The initiative aligns that India should not remain only a buyer of aircraft—it must become part of the global aviation manufacturing value chain.
The SPV could potentially focus on: RTA for short-haul Indian routes, component manufacturing, aerospace R&D and design capabilities, Supply-chain localisation and export-oriented aviation manufacturing clusters.
The challenge, however, will be execution. Aircraft manufacturing is capital-intensive, technologically complex and globally “competitive”. Success will require sustained policy continuity over decades, not years.
Case for an “Aviation PLI”
Industry stakeholders are increasingly demanding a Production Linked Incentive (PLI) framework for aviation, similar to what transformed India’s electronics manufacturing ecosystem.
The comparison is not misplaced.
India successfully leveraged PLI schemes to attract global manufacturing investments in mobile phones and electronics, creating scale, jobs and exports. Aviation could theoretically replicate that success across aircraft components, avionics, MRO, engines and aerospace systems.
However, the government’s policy direction appears cautiously supportive. Instead of a broad subsidy model, policymakers should evaluate targeted incentives linked to: Component manufacturing, aerospace materials, drone and advanced air mobility technologies and aviation electronics and systems integration.
India’s aspiration should be clear: to evolve from an aviation consumption market into an aviation production economy.
Institutional credibility after the Air India crash investigation
Perhaps the most sensitive issue confronting the sector has been the investigation into the fatal Air India Express Flight IX-1344 crash and the broader emphasis on aviation safety oversight in India.
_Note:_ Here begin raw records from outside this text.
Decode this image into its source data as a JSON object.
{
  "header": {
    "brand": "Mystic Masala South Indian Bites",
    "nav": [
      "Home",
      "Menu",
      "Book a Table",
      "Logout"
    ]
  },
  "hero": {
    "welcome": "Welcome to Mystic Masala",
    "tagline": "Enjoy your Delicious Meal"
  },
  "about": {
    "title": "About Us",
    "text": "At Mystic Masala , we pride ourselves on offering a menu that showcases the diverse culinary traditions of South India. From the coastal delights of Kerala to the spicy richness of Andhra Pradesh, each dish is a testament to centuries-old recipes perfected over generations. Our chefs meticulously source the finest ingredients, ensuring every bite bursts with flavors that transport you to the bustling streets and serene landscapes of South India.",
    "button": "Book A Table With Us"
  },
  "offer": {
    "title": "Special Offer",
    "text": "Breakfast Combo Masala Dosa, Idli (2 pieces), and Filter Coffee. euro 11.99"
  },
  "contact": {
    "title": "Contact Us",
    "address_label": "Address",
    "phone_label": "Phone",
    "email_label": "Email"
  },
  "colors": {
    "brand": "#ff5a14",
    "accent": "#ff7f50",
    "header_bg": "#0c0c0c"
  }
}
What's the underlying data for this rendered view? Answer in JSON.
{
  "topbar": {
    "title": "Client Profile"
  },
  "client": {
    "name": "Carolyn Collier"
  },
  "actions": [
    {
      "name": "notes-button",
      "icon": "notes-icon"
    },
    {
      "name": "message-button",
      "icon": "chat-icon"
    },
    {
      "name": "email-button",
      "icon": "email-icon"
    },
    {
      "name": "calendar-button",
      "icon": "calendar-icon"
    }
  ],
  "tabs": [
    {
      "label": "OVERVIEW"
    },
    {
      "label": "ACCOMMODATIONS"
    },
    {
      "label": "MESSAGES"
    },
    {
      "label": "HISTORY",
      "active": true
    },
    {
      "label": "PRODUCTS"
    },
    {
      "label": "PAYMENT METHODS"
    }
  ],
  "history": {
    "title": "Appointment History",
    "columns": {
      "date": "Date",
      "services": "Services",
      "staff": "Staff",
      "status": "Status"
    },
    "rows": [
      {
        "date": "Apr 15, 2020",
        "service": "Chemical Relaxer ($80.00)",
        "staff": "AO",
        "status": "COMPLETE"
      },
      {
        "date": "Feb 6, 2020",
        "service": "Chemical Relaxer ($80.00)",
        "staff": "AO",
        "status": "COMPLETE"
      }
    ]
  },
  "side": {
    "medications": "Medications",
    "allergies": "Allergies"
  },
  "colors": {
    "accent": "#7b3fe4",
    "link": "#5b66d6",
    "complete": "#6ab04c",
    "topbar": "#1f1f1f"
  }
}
The secretary tells me very clearly: “No interference in the investigation, we want an independent investigation that we [MOCA] will not have any say.”
Officials have repeatedly emphasised that investigations must remain impartial, data-driven and institutionally independent. The message is significant. As India aspires to become a global aviation hub, regulatory credibility matters as much as airport infrastructure.
Global investors, aircraft lessors, international regulators and passengers alike judge aviation ecosystems by the integrity of their institutions.
India’s aviation rise will ultimately depend on whether it can create trusted systems of governance, transparent investigations and globally respected regulatory standards.
That institutional maturity will lead to a true aviation power.
Next flight path
India’s aviation sector today sits at the intersection of aspiration and disruption. Passenger demand is booming, airports are expanding, regional aviation is deepening, and industrial ambitions are rising. Yet fuel volatility, tax, supply-chain constraints and safety expectations are simultaneously testing the sector’s resilience.
The next decade will determine whether India remains primarily a fast-growing aviation market—or emerges as a comprehensive aviation ecosystem spanning manufacturing, maintenance, technology and governance.
The challenge now is ensuring that policy ambition keeps pace with the scale of India’s skies.
Disclaimer
Views expressed above are the author’s own.